I've plowed my way through more than I ever wanted to know on the topic.. (eg https://sawmillcreek.org/showthread....mparison/page7) as well as later threads.
On my little bandsaw I can twang on the blade and guess that the tension will be about right for what I want to do. My problem comes with my new-to-me Centauro-made MM20 with the broken tension gauge. It looks like replacing the factory gauge involves some fairly major disassembly of a saw that is otherwise working perfectly. -- and then, per the myriad earlier discussions of built in spring gauges, may not be particularly accurate or reproducible.
I thought that a third party gauge might make it easy to set the blade with some reproducibility. I don't care that much about "real" accuracy, I'd just like to be able to consistently get the same tension in the correct ballpark. With the enormous resaw blade in the saw now my "by feel" methodology is failing me-- I can push it or twang it, adjust the tension by two full turns and feel no difference-- it's just stiff, no matter what.
So, per the earlier thread from a 15 years ago-- Carter, Iturra Lenox Starrett -- it looks like the Carter is no longer sold, can't find it on their web site.
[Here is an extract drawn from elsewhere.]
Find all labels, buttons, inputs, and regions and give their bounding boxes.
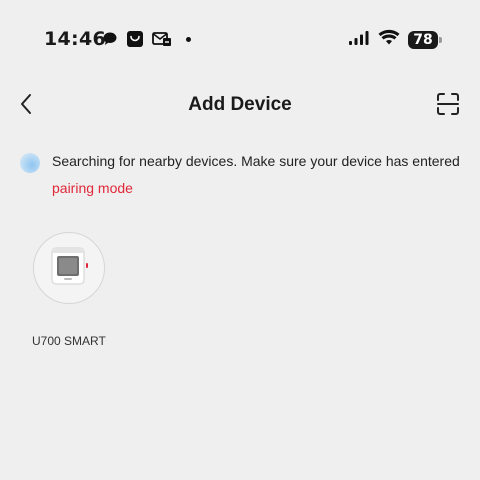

I tried to contact Iturra a couple months ago for a different part and had no response to email or phone calls, so are they out of business? EZTension won't work on blades this large. That leaves Lenox and Starrett. Does it matter between them? A Starrett seems to cost a couple hundred more, it that just inflation due to the name?
Is there a better way that doesn't involve spending hundreds of dollars? I'm not interested in building a DIY device, I just want a quick check to tell me that my tension is in the right ball park-- that I'm not cranking it down so hard I'm in danger of breaking something.
Or is it worthwhile to tear the saw apart and replace the OEM gauge (assuming the part is available) instead?